With increased teacher and staff salaries eating up much of the remaining tax increase and a hard cap on how much taxes can be raised in future budgets, the district business administrator has said painful cuts may be unavoidable as soon as next year.
“With its decision,” said school board trustee Jennifer Evans, “the Department of Education is saying it’s OK to take away funding from a district that supports our community’s most vulnerable children – not just those living in poverty but those with special needs.”
For some HoLa students, the potential loss is even more discrete – the chance to continue attending a school they love for two more years. HoLa teaches almost every subject in both English and Spanish, and its students have performed well on state tests.
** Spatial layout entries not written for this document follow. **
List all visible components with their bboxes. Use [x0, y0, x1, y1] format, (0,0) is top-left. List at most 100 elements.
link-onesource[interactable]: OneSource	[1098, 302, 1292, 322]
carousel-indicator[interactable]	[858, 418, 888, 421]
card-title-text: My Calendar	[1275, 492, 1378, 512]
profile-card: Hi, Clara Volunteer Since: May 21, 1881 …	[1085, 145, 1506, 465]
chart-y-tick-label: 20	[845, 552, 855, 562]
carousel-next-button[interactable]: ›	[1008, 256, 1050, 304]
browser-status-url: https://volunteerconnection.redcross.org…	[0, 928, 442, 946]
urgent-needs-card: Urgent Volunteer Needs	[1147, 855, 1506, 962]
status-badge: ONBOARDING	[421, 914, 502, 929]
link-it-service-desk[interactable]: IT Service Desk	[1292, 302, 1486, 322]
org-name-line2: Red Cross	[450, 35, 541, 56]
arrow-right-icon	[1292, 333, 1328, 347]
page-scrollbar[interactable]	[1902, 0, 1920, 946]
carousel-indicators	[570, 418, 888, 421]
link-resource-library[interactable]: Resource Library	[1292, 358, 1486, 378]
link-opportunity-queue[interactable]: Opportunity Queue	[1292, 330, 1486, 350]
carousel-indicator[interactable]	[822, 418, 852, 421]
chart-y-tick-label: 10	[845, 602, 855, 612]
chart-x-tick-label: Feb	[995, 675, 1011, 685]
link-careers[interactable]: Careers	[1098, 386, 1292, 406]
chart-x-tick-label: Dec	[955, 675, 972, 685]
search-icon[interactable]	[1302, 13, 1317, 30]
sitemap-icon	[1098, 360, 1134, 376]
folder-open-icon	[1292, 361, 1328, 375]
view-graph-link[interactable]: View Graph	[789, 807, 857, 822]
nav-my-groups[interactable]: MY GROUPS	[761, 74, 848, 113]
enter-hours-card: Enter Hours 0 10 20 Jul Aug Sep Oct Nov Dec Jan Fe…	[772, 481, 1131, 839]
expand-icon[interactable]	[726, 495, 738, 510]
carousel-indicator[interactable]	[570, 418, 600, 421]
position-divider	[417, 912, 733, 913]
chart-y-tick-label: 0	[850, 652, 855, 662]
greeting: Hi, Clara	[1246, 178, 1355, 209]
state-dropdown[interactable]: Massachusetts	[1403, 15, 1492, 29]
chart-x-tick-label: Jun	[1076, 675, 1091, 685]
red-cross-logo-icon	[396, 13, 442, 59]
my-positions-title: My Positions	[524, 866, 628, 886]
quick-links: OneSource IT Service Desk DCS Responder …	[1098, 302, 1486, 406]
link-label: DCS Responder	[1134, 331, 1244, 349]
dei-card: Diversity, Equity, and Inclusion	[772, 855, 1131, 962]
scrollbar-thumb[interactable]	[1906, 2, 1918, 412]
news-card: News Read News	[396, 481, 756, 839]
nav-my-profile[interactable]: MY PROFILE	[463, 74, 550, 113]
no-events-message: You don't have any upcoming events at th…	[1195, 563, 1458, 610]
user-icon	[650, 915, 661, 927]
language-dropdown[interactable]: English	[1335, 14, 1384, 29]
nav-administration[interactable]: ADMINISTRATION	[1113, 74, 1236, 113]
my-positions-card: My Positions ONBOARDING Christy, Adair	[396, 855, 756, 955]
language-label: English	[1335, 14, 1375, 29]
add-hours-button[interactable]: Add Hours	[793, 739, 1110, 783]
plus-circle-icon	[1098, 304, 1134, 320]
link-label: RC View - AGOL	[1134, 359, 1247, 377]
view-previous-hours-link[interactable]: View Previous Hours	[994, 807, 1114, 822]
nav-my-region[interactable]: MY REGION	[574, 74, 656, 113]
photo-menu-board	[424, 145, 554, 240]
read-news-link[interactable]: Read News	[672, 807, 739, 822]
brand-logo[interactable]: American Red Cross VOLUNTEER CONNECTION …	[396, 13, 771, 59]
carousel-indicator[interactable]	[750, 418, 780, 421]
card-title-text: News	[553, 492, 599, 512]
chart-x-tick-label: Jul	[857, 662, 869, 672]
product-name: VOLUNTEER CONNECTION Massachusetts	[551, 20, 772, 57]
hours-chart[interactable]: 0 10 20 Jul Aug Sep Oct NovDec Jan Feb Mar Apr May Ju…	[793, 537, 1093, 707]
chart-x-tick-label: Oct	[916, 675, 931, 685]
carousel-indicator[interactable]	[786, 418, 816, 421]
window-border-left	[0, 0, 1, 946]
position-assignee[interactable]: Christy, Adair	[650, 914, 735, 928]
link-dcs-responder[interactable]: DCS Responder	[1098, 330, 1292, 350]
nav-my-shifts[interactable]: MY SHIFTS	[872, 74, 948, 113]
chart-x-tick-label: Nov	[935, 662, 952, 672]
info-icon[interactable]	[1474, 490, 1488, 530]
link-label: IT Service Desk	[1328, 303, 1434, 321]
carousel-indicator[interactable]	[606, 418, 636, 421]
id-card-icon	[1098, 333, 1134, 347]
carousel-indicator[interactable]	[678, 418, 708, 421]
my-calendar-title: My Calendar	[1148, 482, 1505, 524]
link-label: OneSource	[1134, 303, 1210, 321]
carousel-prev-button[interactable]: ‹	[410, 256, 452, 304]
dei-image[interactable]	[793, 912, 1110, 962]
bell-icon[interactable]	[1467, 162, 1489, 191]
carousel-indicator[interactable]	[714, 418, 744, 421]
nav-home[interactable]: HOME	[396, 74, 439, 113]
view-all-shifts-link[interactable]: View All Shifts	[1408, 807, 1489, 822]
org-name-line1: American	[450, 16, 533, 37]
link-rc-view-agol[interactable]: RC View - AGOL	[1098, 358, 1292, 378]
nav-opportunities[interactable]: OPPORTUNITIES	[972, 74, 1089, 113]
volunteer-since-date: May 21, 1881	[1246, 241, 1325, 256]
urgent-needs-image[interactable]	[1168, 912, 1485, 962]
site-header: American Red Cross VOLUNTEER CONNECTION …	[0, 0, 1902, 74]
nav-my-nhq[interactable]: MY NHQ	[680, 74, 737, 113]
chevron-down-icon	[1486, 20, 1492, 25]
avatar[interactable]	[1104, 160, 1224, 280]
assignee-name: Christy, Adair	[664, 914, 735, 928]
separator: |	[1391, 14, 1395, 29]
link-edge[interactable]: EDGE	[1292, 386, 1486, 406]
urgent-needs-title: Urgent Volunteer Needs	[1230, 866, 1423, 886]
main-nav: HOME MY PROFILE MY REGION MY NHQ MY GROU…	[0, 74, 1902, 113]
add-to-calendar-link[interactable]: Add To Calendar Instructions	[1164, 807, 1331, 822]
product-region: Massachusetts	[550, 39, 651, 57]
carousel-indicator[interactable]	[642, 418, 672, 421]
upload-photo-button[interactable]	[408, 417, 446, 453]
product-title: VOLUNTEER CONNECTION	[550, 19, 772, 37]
Where will the money come from?

It remains unclear exactly how much money will be required to continue the lawsuit. During Tuesday’s meeting, board trustee Leon Gold gave an estimate of $40,000, although trustee Tom Kluepfel said he understood it would cost “significantly less” than that sum to file an appeal in state court.
A total allotment of $50,000 covered the services of special counsel Eric Harrison from March 2014 until now.
Both Gold and Kluepfel said they would donate to the appeal effort, and a district parent at the meeting said he would chip in as well.
“Nobody in here is probably a stronger advocate for parental school choice than I have been for the past fifteen years or so,” said Kluepfel, who was one of the founders of the Elysian Charter School.
Kluepfel called donating to the HoLa lawsuit “as right as the tens of thousands of dollars we spent in founding Elysian Charter School all those years ago…this always was about providing quality education alternatives to our low-income kids, and that remains the issue today.”
Although she did not discuss it at the meeting, a school board trustee stated in a post on an online forum for Hoboken parents that the resolution approved Tuesday was prompted because “a group of current and former district parents, aware of the financial circumstances and concerned about this civil rights issue, came forward to offer funding for an appeal based on NJ State and Constitutional Law.”
If such a group does exist, their names will likely become public soon – according to Hoboken school district policy, gifts to the district of more than $100 in value must be listed in the monthly school board meeting agenda and approved by the board.
According to Gold, a donation to the school board could remain anonymous “only if you leave an envelope of cash on the doorstep of Hoboken.”